The new law liberalizing foreign ownership of local banks is expected to attract more foreign direct investment into the Philippines and raise the quality of banking practices in the country, the central bank said.
On Friday, the Monetary Board issued the implementing rules and regulations (IRR) of Republic Act (RA) 10641, or the Act Allowing the Full Entry of Foreign Banks in the Philippines, signed in July 2014 to replace the old RA 7721.
According to the Bangko Sentral ng Pilipinas (BSP), the new law allows foreign banks to acquire up to 100 percent of the voting stock of an existing domestic bank, after it removed the previous 60 percent limit on foreign equity in local banks.
Foreign banks may now apply to operate in the Philippines either as a branch or as a wholly owned subsidiary.

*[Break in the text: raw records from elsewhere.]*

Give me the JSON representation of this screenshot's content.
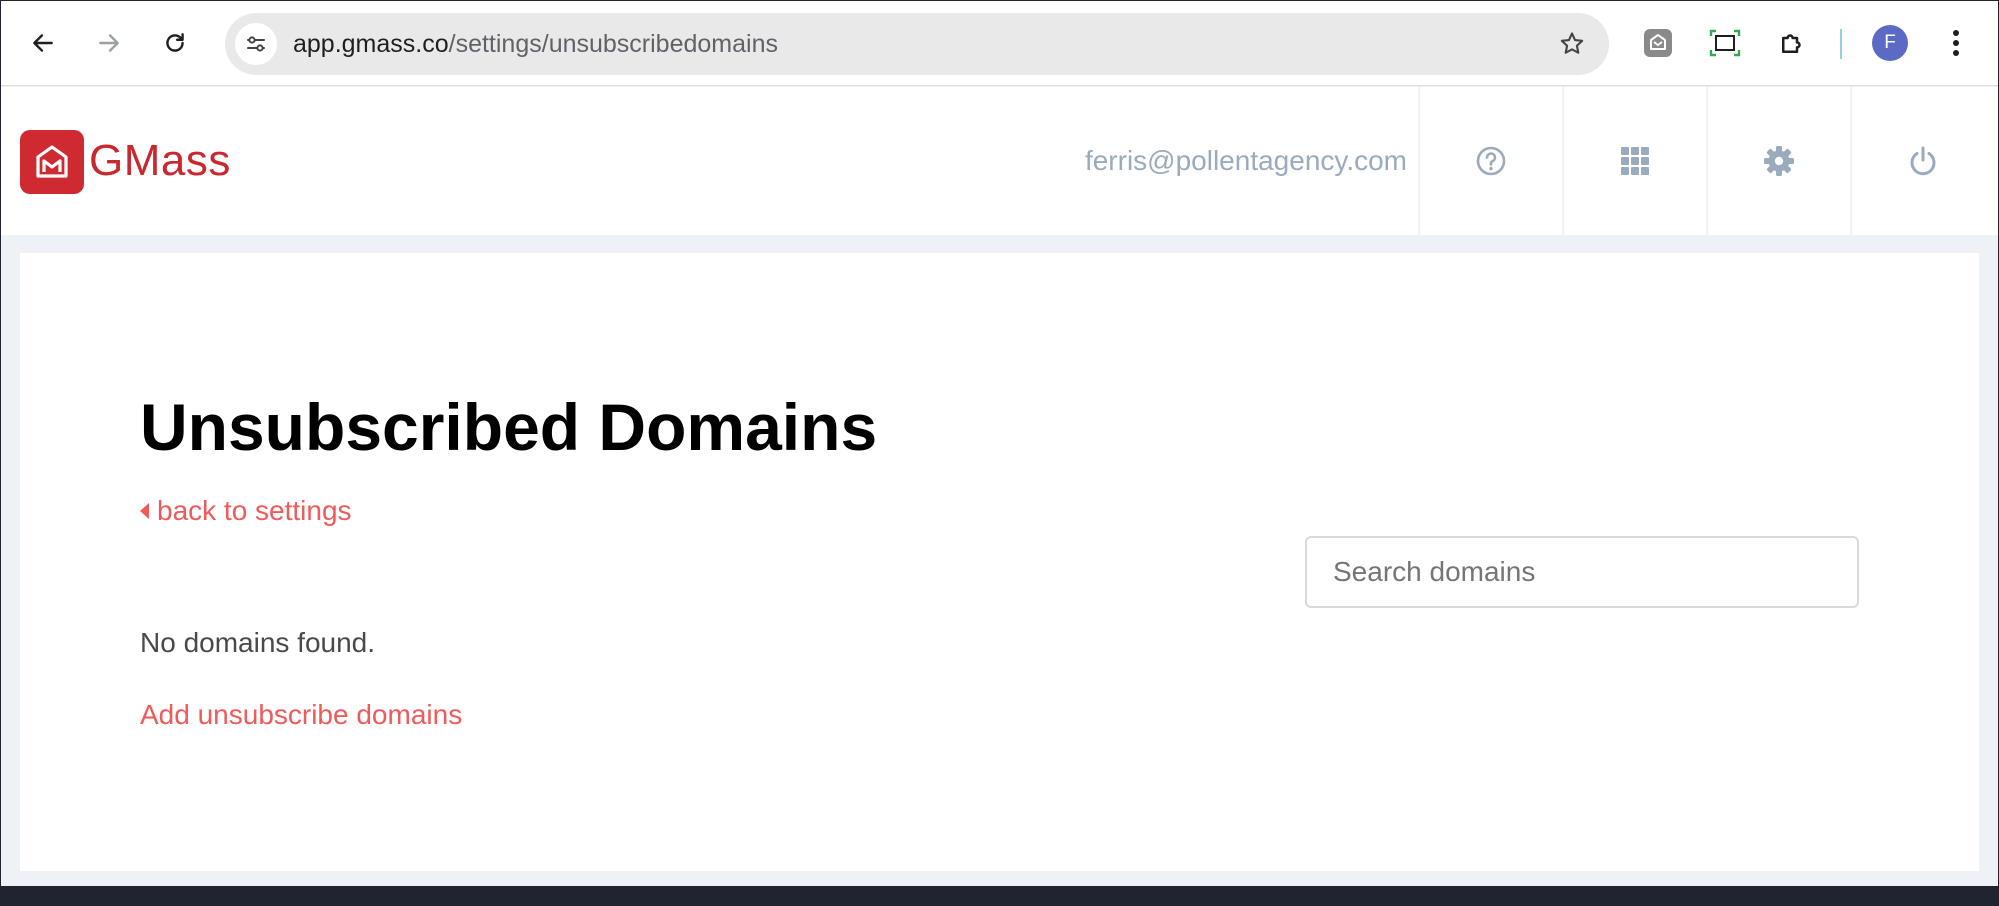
{
  "browser": {
    "url_host": "app.gmass.co",
    "url_path": "/settings/unsubscribedomains",
    "profile_initial": "F",
    "profile_color": "#5b6ac4"
  },
  "header": {
    "logo_text": "GMass",
    "user_email": "ferris@pollentagency.com",
    "icons": [
      "help-circle-icon",
      "apps-grid-icon",
      "gear-icon",
      "power-icon"
    ]
  },
  "page": {
    "title": "Unsubscribed Domains",
    "back_link": "back to settings",
    "search_placeholder": "Search domains",
    "empty_message": "No domains found.",
    "add_link": "Add unsubscribe domains"
  },
  "colors": {
    "brand_red": "#c8282e",
    "link_red": "#ef5a5a",
    "email_gray": "#9aabbd",
    "page_bg": "#eef2f6"
  }
}
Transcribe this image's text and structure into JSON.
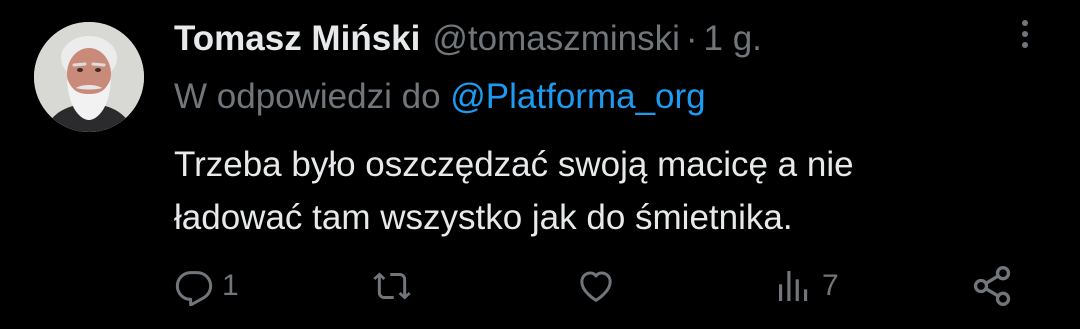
{
  "tweet": {
    "author": {
      "display_name": "Tomasz Miński",
      "handle": "@tomaszminski",
      "separator": "·",
      "time": "1 g."
    },
    "reply_to": {
      "prefix": "W odpowiedzi do",
      "target": "@Platforma_org"
    },
    "text_lines": [
      "Trzeba było oszczędzać swoją macicę a nie",
      "ładować tam wszystko jak do śmietnika."
    ],
    "actions": {
      "reply_count": "1",
      "views_count": "7"
    },
    "icons": {
      "more": "more-vertical-icon",
      "reply": "reply-icon",
      "retweet": "retweet-icon",
      "like": "heart-icon",
      "views": "views-icon",
      "share": "share-icon"
    },
    "colors": {
      "background": "#000000",
      "text_primary": "#e7e9ea",
      "text_secondary": "#71767b",
      "link": "#1d9bf0"
    }
  }
}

“Implementing the new law comes at an opportune time because the foreign banks can be vehicles for foreign direct investments into the Philippines at a time when we have attained investment-grade rating while also preparing further for regional integration,” BSP Governor Amando Tetangco Jr. said in a statement issued over the weekend.
Reputable and sound
The IRR also reflects the enhancements in the entry criteria prescribed by the new law, which states that instead of a bank’s ranking by size either globally or in its own jurisdiction, the new law focuses on the demonstrated expertise of a potential entrant as an established, reputable and financially sound bank.
The central bank said the Monetary Board shall also consider strategic relationships and reciprocity rights in accepting the application of a foreign bank entrant. In addition, foreign banks interested in entering the Philippines under RA 10641 are required to be widely owned and publicly listed in their home country.
Recognizing the added economic contributions by foreign banks, RA 10641 allows foreign banks to control up to a combined 40 percent of the total assets of the banking system. This is 10 percentage points higher than the previous 30 percent limit, the BSP said.
The central bank also mentioned that with the expected increase in the share of total assets under the management of foreign banks, the IRR reflects the authority of the Monetary Board to adopt necessary measures to ensure that the 60 percent domestic-controlled proportion is preserved.
Such measures shall consider vested rights and non-impairment of contracts that will be non-discriminatory to existing foreign banks, it said.
Capital requirements aligned
On the other hand, the BSP said that the minimum capital requirements applicable to foreign bank branches have been aligned with that of domestic banks of the same category.
Foreign banks entering the local financial industry under the new law are required to comply outright with the new capital requirements, as well as with the prescribed minimum capital ratios.
“We are very appreciative of the efforts of our legislators to pass into law RA 10641 and the BSP is quite happy to now issue the IRR to execute this law,” Tetangco said.
Meanwhile, the central bank stressed that similar to the provisions under Republic RA 10574, foreign banks are also allowed to bid and take part in foreclosure sales of real property mortgaged to them.
“Foreign banks can avail of any of the three modes of entry into the Philippines. At any time, however, they must only avail of one mode of entry subject to compliance with all the requirements,” the BSP concluded.